My Favorite Authors

[Note: The original version of this dates back to the 20th century. I've revised it, but still, if I were writing it from scratch now some of the names might be different.]

Who's my favorite author? It varies over time.

Really, it's a hard question. It may not seem like it, but it is. I've been reading science fiction and fantasy for more than forty years now, and I have a lot of favorites. If I have to name a single book I think is the best one out there, though, I guess I'd say Alfred Bester's The Stars My Destination. William Gibson's Neuromancer is excellent, too--and Robert Heinlein's The Door into Summer, and George R.R. Martin's Dying of the Light.

Then there are the authors who are consistently excellent without having one stand-out book, like Fritz Leiber and Terry Pratchett. (I Like Pratchett enough that I wrote an entire book about his work.)

I've put together an entire page of some of my more obscure favorites in the SF/fantasy field, as well, and then there's my relatively recent good reading.

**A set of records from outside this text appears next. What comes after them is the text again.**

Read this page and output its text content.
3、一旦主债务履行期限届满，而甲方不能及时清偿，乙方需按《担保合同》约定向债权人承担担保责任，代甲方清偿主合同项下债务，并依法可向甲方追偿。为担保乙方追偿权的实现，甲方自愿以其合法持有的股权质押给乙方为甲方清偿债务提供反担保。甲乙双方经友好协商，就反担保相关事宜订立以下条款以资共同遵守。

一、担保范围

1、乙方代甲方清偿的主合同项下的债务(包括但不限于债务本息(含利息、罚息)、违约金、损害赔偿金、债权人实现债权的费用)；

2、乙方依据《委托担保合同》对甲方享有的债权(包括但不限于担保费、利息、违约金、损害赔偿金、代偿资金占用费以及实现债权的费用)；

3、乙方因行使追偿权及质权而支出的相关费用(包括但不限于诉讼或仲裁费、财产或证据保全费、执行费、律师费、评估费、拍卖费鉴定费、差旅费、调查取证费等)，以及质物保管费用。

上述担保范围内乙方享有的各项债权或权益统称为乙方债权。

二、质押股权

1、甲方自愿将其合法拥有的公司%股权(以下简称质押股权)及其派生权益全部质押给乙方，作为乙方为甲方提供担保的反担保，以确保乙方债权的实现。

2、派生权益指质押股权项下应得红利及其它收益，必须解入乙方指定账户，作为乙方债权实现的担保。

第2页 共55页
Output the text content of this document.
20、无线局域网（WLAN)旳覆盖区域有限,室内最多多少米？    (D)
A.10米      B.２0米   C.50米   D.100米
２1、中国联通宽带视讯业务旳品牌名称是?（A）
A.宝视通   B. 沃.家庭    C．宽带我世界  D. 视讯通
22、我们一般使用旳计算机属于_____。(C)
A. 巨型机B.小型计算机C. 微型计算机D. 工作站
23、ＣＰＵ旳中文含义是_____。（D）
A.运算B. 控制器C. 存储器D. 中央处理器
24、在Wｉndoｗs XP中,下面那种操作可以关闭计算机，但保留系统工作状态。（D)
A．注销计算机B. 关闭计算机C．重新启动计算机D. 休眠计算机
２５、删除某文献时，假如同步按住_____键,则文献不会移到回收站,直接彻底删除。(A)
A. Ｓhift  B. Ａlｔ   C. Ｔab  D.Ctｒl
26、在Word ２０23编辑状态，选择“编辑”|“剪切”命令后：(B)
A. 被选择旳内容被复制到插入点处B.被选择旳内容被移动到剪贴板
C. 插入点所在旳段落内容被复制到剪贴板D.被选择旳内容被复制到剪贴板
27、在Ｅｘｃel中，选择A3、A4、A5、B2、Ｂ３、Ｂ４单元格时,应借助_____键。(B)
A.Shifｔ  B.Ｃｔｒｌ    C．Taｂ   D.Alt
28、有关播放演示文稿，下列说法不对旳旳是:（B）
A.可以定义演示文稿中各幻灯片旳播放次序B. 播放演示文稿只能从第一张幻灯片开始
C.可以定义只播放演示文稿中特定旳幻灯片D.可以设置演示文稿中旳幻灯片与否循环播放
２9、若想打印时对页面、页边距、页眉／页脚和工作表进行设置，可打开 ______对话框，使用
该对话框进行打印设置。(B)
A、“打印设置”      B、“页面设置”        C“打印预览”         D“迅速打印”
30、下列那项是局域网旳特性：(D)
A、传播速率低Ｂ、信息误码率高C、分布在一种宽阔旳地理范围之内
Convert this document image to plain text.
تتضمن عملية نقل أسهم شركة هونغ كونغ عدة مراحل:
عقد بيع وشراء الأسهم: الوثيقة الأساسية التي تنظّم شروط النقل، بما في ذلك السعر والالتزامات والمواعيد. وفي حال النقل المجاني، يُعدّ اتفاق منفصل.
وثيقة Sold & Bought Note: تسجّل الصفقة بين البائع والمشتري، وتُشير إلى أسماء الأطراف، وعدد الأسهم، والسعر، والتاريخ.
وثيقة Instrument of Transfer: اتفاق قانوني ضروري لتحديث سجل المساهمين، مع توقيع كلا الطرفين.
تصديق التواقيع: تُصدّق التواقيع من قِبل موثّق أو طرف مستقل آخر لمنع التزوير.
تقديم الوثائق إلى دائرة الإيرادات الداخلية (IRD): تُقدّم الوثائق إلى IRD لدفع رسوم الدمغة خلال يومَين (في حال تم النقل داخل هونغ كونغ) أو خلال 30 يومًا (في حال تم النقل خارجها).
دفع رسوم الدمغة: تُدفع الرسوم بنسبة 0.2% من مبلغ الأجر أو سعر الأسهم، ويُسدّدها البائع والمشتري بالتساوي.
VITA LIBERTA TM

But that's all staying within the genre. Outside, a favorite is C.S. Forester. He didn't write science fiction; he mostly wrote war stories. The work I enjoy the most, and which I read over and over, is the series he did about Horatio Hornblower, of the British Royal Navy--born 1776, served at sea from 1792 until 1823, rising from midshipman to admiral; there's also one short story set in 1848, long after he retired.

And I also admire Dorothy Sayers, Rex Stout, and Raymond Chandler, who wrote mysteries; Jane Austen and Emily Bronte, who wrote romances; Kurt Vonnegut and J.D. Salinger and various others. Getting back to SF and fantasy, Ray Bradbury and Anne McCaffrey and John Crowley should be mentioned.

Sorry if I'm giving too many names. There's so much good stuff out there that I hate to see people limit themselves to a single category, or just a few authors. I know there's plenty of junk, too, and you want to avoid wasting time on it.

One reason my work strikes some people as out of the ordinary is that it's been influenced by a variety of authors, taking what I like from each and combining it in new ways.